Tuesday, September 16, 2014

artist Helen Mirra--Hourly Directional--Radcliff



Please join us for a conversation with Yukio Lippit, Helen Mirra, and Alise Upitis and a reception for Helen Mirra, Hourly Directional.

Somatic Paradigms: A Conversation with Yukio Lippit, Helen Mirra, and Alise Upitis
September 22, 2014 | 4:15 PM
Radcliffe Institute for Advanced Study, Sheerr Room, Fay House 

·      Yukio Lippit, director of the arts program, Academic Ventures at the Radcliffe Institute, and professor of the history of art and architecture at Harvard University
·      Helen Mirra
·      Alise Upitis, assistant curator at MIT's List Visual Arts Center

This panel features a discussion about the theme of walkings that has been explored by the Radcliffe Institute’s arts program through the work of Helen Mirra. The conversation will be immediately followed by a reception for Helen Mirra, Hourly Directional.

Fall Exhibition: Helen Mirra, Hourly Directional
Through October 17, 2014
Monday–Friday, 9:30 AM–5 PM
Radcliffe Institute for Advanced Study, Byerly Hall Gallery

Since 2010 Helen Mirra has been engaged in an ongoing project in which daylong walks generate artworks and vice versa. These walks correspond with an overlapping cycle of exhibitions. At the Radcliffe Institute for Advanced Study, Mirra is making an exhibition in two parts—the first installed last spring and the second this fall—that bring to the fore notions of nonredundant repetition, change, and chance, which underlie the cyclic nature of the overall project.

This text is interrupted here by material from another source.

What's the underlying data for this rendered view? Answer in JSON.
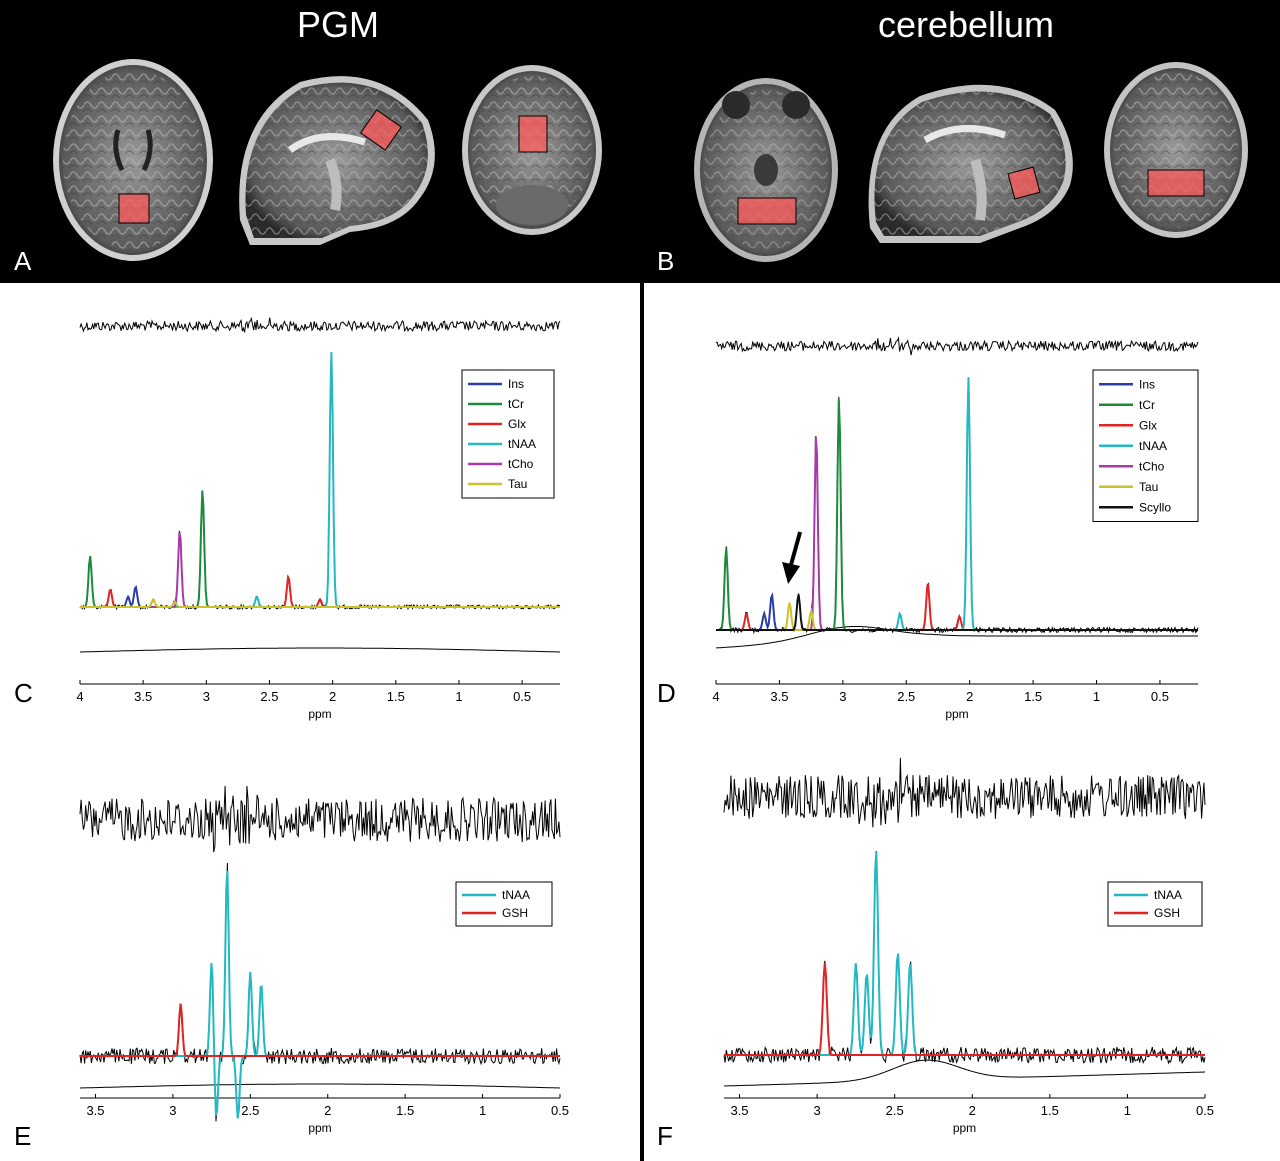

The exhibition takes place in the Byerly Hall Gallery and also in the halls and stairwells of the Institute’s Knafel Center and Schlesinger Library. In Knafel and Schlesinger, sets of text and image, now doubled, appear together in the same locations as the first installation. The works staying in place from the spring are from walkings made in the autumn of 2013 by Mirra in the Italian Dolomites; those newly added are from subsequent walkings made in the spring of 2014 by Margarita Cardosa in the Southern Sierra of Ecuador. The works in Byerly result from walkings made in late June 2014 by Mirra on Cape Breton Island, Nova Scotia.